When this crisis begun, I was hopeful that Greece will receive some of the punishment that it deserved, in order to get a grip and modernize, so that one day I can return back home in a fully functioning European economy and democracy. 

However, it soon became apparent that Greece was being scapegoated and used to sustain other nations’ economies, that in fairness tried to get their money back and protect their interests. What Greece needed all these years, was a new governing elite to push for reforms and proceed with attracting investments, not become heavily indebted one more time.

And while calls were often being made for another approach to solve the euro-zone crisis, the European elites, following Germany's wishes, opted out for punishing the Greek people for their government's lack of competence. But how could any Greek, that had no choice when it was decided for their country to join the euro, bare the whole blame for the block's woes?

Does any EU citizen have an acute knowledge of their country's finances, or is fully aware of how their government run its books? We as Europeans must realize that we need to familiarize ourselves with each other's background and problems that we are facing. It is not good enough to accuse or to blame, without understanding the root of the issue.

We now have managed to deal with the crisis, yet still we haven't achieved long term reforms on a pan-European level. The debt is spread to the periphery of the euro-zone, however what happens when the next crisis challenges our economies?

In Greece things are so bad that people confess that they are forced to tax evade again. "If we were to declare everything, there will be simply no money left to survive," many of the country's small business owners declare. The type of austerity that the EU and Greek governments have imposed on Greek people, with taxes higher than Sweden's yet salaries and pensions as low as Slovenia's, have destroyed the local market and money is scarce. 

The country's brightest have abandoned the country, while public spending is limited, as expected by Greece's lenders. However now they declare the country as "normal," ready to accept investments and generate new jobs. What I fear is another generation being raised in poverty, forced into corruption and tax evasion due to lack of opportunities just like their grandfathers, thus perpetuating the very attributes that Europe despised in the Greeks in the first place.  

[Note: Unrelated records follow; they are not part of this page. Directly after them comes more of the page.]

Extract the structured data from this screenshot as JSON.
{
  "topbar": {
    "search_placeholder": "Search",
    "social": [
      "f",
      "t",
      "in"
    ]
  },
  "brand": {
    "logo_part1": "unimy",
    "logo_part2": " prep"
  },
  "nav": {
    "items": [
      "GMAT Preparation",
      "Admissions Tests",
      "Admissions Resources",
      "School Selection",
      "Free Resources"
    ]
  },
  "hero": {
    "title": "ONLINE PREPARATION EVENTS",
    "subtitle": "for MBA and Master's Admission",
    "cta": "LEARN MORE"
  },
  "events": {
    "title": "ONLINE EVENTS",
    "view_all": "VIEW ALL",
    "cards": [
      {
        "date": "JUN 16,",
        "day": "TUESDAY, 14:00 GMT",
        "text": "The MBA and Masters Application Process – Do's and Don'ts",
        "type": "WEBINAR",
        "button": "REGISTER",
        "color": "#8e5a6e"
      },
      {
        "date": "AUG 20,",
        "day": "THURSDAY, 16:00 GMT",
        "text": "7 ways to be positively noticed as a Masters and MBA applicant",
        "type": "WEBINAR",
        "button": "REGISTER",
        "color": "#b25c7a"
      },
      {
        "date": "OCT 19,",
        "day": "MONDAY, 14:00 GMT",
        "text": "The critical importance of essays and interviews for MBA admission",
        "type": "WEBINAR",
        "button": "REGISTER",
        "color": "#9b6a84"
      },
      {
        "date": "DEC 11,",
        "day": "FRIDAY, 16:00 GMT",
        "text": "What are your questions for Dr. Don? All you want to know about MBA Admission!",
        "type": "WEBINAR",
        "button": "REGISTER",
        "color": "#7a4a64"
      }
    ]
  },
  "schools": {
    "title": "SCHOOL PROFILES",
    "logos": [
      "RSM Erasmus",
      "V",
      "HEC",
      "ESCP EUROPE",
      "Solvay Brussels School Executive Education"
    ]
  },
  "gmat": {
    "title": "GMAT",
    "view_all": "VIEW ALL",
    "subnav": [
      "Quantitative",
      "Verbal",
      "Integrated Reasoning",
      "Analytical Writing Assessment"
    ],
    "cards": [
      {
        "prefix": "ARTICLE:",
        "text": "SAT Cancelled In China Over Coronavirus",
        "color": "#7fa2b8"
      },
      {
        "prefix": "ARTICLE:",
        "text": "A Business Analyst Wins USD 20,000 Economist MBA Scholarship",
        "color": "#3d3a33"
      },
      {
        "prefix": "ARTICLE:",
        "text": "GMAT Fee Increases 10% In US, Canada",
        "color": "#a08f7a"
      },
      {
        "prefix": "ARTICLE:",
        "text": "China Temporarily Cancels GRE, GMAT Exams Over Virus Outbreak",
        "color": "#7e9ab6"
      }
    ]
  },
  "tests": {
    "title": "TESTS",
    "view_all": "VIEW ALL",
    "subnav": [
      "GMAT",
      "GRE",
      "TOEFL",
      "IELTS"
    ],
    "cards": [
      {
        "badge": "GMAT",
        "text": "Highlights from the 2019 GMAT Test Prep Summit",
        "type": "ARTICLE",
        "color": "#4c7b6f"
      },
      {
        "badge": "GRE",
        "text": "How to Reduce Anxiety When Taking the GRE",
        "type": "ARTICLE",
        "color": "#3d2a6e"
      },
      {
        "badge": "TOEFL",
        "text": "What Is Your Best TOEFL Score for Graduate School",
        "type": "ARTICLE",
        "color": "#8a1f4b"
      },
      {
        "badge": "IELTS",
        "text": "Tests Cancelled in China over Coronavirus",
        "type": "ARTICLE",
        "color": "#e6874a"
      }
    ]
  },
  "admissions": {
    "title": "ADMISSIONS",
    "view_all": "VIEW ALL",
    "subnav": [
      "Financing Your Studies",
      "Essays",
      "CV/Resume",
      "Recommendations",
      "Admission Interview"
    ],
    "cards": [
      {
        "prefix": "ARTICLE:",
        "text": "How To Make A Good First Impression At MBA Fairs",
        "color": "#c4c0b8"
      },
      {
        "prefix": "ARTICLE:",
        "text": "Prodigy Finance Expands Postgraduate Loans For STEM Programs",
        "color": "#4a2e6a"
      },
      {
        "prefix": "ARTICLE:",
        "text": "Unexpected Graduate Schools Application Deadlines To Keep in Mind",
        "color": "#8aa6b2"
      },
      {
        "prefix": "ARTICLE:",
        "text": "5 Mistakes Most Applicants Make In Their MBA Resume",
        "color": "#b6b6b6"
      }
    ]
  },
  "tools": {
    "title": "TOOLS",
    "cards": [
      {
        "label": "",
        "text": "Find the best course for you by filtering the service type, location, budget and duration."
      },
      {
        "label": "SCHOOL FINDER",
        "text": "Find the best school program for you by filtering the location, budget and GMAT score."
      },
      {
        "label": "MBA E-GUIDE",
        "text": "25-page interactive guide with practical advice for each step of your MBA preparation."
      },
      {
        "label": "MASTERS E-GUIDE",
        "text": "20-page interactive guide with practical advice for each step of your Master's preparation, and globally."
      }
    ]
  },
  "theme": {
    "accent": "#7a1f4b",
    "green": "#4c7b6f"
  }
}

I hope this time, Europe's "meddling" in Greek affairs, will be to bring it in line with the rest of Europe. The country does not need more European money from now on, in fact it never really did, and it is obvious that the reliance on EU subsidies proved to be a huge mistake. 

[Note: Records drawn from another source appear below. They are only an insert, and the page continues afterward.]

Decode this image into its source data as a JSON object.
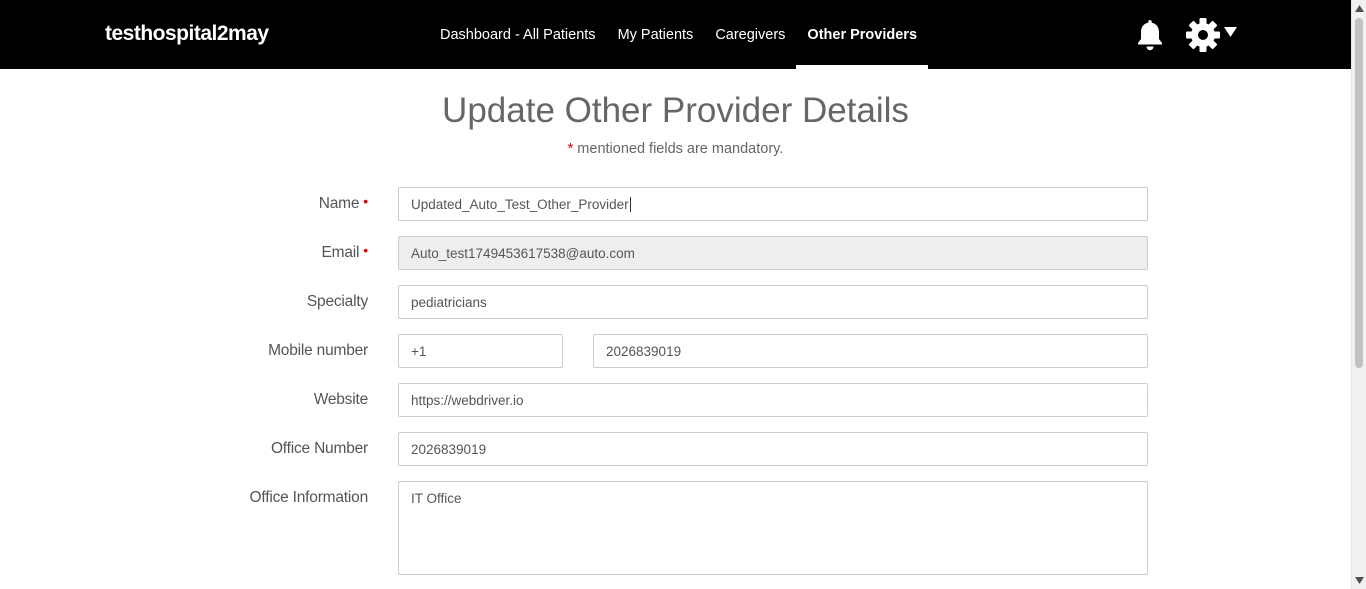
{
  "navbar": {
    "brand": "testhospital2may",
    "items": [
      {
        "label": "Dashboard - All Patients",
        "active": false
      },
      {
        "label": "My Patients",
        "active": false
      },
      {
        "label": "Caregivers",
        "active": false
      },
      {
        "label": "Other Providers",
        "active": true
      }
    ],
    "icons": [
      "bell-icon",
      "gear-icon",
      "caret-down-icon"
    ]
  },
  "page": {
    "title": "Update Other Provider Details",
    "mandatory_star": "*",
    "mandatory_note": "mentioned fields are mandatory."
  },
  "form": {
    "name": {
      "label": "Name",
      "required": true,
      "value": "Updated_Auto_Test_Other_Provider"
    },
    "email": {
      "label": "Email",
      "required": true,
      "value": "Auto_test1749453617538@auto.com",
      "disabled": true
    },
    "specialty": {
      "label": "Specialty",
      "value": "pediatricians"
    },
    "mobile": {
      "label": "Mobile number",
      "country_code": "+1",
      "number": "2026839019"
    },
    "website": {
      "label": "Website",
      "value": "https://webdriver.io"
    },
    "office_number": {
      "label": "Office Number",
      "value": "2026839019"
    },
    "office_info": {
      "label": "Office Information",
      "value": "IT Office"
    },
    "required_marker": "•"
  },
  "colors": {
    "navbar_bg": "#000000",
    "title_text": "#666666",
    "required_red": "#e00000",
    "disabled_bg": "#eeeeee"
  }
}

What Greece needs is investments, jobs and a fully integrated European economy under one single currency and market. If the Germans want to have the Greeks as equal partners, they will have to realize that they need to establish a new Greek economy that is compatible with theirs; which means the industrialization of Greece so that it can become an exporting country. 

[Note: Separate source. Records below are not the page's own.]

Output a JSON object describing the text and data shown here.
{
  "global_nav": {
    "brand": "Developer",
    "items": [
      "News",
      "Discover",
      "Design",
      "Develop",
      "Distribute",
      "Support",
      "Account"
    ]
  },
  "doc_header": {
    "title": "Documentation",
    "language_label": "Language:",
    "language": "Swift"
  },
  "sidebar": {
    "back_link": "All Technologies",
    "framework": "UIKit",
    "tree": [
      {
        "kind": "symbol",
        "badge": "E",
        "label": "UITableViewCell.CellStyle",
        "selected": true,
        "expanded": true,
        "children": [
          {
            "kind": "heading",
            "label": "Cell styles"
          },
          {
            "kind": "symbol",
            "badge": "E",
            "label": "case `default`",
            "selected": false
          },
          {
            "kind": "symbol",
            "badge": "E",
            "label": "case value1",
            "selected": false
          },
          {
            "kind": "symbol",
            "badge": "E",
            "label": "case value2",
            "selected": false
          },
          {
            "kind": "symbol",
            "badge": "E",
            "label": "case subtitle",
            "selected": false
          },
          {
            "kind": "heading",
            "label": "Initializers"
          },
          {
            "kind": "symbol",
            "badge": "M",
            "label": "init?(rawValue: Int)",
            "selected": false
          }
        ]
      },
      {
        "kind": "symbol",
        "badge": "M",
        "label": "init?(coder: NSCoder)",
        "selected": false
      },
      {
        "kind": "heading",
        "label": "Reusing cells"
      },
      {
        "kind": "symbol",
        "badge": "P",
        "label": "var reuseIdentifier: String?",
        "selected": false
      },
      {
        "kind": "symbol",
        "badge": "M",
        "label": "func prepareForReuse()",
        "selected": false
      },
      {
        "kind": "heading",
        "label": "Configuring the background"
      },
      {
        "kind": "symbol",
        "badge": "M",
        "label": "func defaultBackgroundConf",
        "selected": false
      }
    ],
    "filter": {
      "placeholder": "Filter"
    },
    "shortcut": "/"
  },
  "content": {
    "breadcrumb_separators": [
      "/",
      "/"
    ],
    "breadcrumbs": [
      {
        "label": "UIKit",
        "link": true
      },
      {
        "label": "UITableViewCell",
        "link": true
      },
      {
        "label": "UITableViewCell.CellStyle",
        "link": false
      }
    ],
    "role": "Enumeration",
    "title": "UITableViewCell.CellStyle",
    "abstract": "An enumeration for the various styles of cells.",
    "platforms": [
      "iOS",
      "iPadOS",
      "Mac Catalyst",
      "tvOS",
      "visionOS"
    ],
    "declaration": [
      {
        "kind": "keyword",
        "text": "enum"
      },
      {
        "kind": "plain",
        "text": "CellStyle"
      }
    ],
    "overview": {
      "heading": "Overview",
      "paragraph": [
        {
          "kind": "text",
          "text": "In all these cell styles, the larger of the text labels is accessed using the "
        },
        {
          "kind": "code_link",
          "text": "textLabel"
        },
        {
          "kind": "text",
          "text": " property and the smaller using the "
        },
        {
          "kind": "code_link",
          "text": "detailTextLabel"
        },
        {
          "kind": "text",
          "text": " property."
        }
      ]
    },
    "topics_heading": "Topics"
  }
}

And not just Greece, but the whole of the euro-zone must be reformed and the problem here is not the peripheral economies, rather those of the core. Will they choose to keep subsidizing the weaker European states, or will they accept to spread investments outwardly towards the periphery?

We need to realize that we are trying to integrate countries with a very different mentality, due to historical, religious and cultural differences. In addition, Europeans need to understand that this type of economic model which Europe tries to adopt, was not designed to match equally everyone's mentality or available resources; rather that of a small core, which in their majority belong to the north-western, protestant group of countries.

We cannot force the rest to change as quickly, especially when we ridicule and humiliate them, imposing either debt or subsidies over them, instead of offering equal opportunities for employment, prosperity and growth. 

It is not just Greece that must change after all and become a "normal" country, but Europe as a whole that needs to be transformed into a "normal" functioning union of states, if that is what its people desire.